A new six-region system is tracking the availability of medical resources across Iowa as government leaders and medical professionals prepare for an anticipated peak in the number of COVID-19 cases in the state later this month.
The Iowa Department of Public Health, Iowa Health Care Coalition and Iowa National Guard are partnering on the initiative, which established six Regional Medical Coordination Centers (RMCCs). At a press conference Wednesday morning, Gov. Kim Reynolds reported on the availability of supplies and hospital beds in two of the six regions:
- Region 1 includes 25 counties in central and south central Iowa, and is headquartered at Camp Dodge in Des Moines. As of Tuesday evening, Region 1 had 33 COVID-19 patients hospitalized, 11 in ICUs, and six on ventilators. Still available were 1,433 inpatient beds available, 179 ICU beds, and 221 ventilators.
- Region 2 is 12 counties in the north central part of the state, including Hardin County. It is headquartered at the Mason City Armory. As of Tuesday evening it had reported two COVID-19 patients hospitalized, one in an ICU bed, and one ventilator in use. Still available in the region are 231 inpatient beds, 11 ICU beds, and 26 ventilators.
“You may have noticed that the number of beds and ventilators available is significantly less in Region 2 than other RMCC regions,” Reynolds said during her report. “North central Iowa has a much smaller population, the hospitals in those counties are smaller and they have fewer resources than those in our urban areas of the state.”
But, Reynolds said, if a facility in Region 2 has an increase in COVID-19 patients and needs additional equipment, the RMCC will coordinate that. Also, Reynolds said, if a patient in Region 2 needs a higher level of care than is available in those counties, that person could be transferred to another region for care.
“This is the purpose of really establishing the RMCC model now,” the governor said, “so we are ready to respond to any situation that may unfold.”
Staff at Hansen Family Hospital, which is part of the MercyOne North Iowa network, have been working for weeks to coordinate sharing resources within the Mercy network. With the creation of the RMCC system last weekend, that collaboration is now statewide, and data are being shared across regions and reported to the governor every day.
“Before, we were pretty much focusing on the county and our own system,” said Lori Krenos, chief nursing officer at Hansen Family Hospital “This is pulling everybody together in the entire region, which is multiple counties and entities . . . So if things escalate, they have a better idea at this level.
“It’s actually a good thing for us,” Krenos added. “If we get in a pickle, we can get help.”
Krenos said the hospital is reporting numerous data points every day, including bed availability, laboratory testing, and PPE (personal protective equipment) supplies. Even though the hospital in Iowa Falls does not have an intensive care unit (ICU) and does not have any ventilators, it reports those numbers as zero.
Krenos said HFH has already seen how daily reporting can trigger assistance through the RMCC. Each facility has “status indicators” that are coded as green, yellow or red.
“Green is the new normal and says we can manage with the resources we have and the staff we have,” Krenos said. “Yellow escalates it. If we don’t have immediate trouble coming, but we have some issues that we’re having trouble dealing with, we get an immediate call from the state when we flag that.
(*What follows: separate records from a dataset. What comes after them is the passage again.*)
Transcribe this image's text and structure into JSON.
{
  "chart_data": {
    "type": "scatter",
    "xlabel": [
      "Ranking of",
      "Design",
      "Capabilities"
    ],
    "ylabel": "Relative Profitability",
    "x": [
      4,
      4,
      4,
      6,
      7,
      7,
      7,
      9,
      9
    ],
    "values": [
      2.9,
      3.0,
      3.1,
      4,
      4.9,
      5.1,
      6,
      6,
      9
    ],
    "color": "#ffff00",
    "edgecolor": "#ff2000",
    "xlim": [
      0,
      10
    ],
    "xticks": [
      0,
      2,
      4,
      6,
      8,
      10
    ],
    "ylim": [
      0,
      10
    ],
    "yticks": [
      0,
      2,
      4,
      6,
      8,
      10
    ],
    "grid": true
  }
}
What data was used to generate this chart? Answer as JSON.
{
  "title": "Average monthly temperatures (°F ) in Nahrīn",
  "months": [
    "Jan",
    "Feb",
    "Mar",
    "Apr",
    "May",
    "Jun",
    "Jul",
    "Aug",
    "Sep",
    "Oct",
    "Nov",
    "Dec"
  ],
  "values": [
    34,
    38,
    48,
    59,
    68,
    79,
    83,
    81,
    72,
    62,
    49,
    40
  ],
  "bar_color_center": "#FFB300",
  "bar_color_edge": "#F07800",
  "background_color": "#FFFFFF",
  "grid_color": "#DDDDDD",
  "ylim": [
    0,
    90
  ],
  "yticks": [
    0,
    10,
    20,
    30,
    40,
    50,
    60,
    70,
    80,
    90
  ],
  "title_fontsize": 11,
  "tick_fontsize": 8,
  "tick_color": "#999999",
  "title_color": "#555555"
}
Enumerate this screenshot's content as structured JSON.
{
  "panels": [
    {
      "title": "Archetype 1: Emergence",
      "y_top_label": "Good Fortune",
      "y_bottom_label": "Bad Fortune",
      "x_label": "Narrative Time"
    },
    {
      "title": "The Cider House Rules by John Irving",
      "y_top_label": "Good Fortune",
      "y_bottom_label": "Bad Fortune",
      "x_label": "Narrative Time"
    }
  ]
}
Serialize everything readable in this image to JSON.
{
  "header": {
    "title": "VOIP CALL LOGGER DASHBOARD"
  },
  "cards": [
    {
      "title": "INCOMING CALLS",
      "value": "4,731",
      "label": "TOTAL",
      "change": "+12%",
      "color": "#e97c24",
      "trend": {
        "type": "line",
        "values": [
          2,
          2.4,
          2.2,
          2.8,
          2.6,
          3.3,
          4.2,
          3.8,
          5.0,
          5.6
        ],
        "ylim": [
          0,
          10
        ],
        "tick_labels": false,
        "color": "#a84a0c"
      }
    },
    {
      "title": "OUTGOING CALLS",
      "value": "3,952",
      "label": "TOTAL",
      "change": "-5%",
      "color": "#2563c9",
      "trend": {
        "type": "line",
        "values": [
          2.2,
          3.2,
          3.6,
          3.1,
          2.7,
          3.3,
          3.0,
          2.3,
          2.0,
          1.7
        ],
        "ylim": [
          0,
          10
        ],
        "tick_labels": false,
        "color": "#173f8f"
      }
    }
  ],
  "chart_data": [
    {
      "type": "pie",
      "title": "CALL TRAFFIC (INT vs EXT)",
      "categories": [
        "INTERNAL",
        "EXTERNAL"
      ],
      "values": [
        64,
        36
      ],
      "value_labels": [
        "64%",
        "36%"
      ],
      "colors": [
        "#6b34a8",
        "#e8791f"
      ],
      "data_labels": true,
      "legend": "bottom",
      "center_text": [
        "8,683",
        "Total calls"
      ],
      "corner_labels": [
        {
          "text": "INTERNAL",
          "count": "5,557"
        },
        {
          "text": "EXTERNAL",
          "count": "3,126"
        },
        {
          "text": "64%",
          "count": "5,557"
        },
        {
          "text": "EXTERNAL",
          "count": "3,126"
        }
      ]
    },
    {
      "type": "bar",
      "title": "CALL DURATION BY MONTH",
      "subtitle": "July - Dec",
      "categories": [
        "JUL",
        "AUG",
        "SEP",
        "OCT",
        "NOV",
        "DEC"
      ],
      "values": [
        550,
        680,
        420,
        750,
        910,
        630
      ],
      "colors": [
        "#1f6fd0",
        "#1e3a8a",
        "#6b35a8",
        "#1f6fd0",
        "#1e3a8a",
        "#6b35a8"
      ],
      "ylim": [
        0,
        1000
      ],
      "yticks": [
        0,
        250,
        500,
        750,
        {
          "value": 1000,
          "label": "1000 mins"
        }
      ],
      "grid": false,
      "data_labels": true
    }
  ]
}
“Red means we are in big trouble with critical shortages,” Krenos added. “That’s when they will immediately bring in resources to help with the situation.”
Krenos said HFH has flagged itself at yellow because it had “a couple of issues,” but the state immediately called and helped resolve those issues.
'Tent activity is picking up'
The hospital has been managing well thus far, Krenos said Wednesday, but “tent activity is picking up,” she said, referring to the tent that’s been set up in the HFH parking lot as a drive-through COVID-19 assessment and testing site.
In recent days the process of triaging patients has changed, and providers have become more involved.
“Everybody that calls the 648-7113 COVID-19 number gets screened,” Krenos said. “Many, many of these are getting a phone call back from the provider. The provider might say ‘I want you to come into the respiratory clinic.’ Or they might turn around and say ‘We want you to get tested.’”
Krenos said the hospital has spent a lot of time preparing, and now they’re waiting to put their plans to work.
“I think we’re really well prepared and it’s the lull before the storm,” she said. “Maybe people are paying attention and self-isolating enough that we won’t have the big surge. We don’t know.”
The Institute for Health Metrics and Evaluation is projecting that Iowa’s COVID-19 cases will peak between April 27 and May 1, with as many as 19 deaths per day for a total of 565 deaths by June 1.
“The hardest part is we’re so prepared I’m afraid people will get complacent because we’re ultra prepared and now nothing's happening,” Krenos said of the community. “We try to keep everybody cautious. People are doing an awesome job of masking, an awesome job of washing their hands. But we still see people going to grocery store with their entire families.
“It’s going to take every single person to make this work.”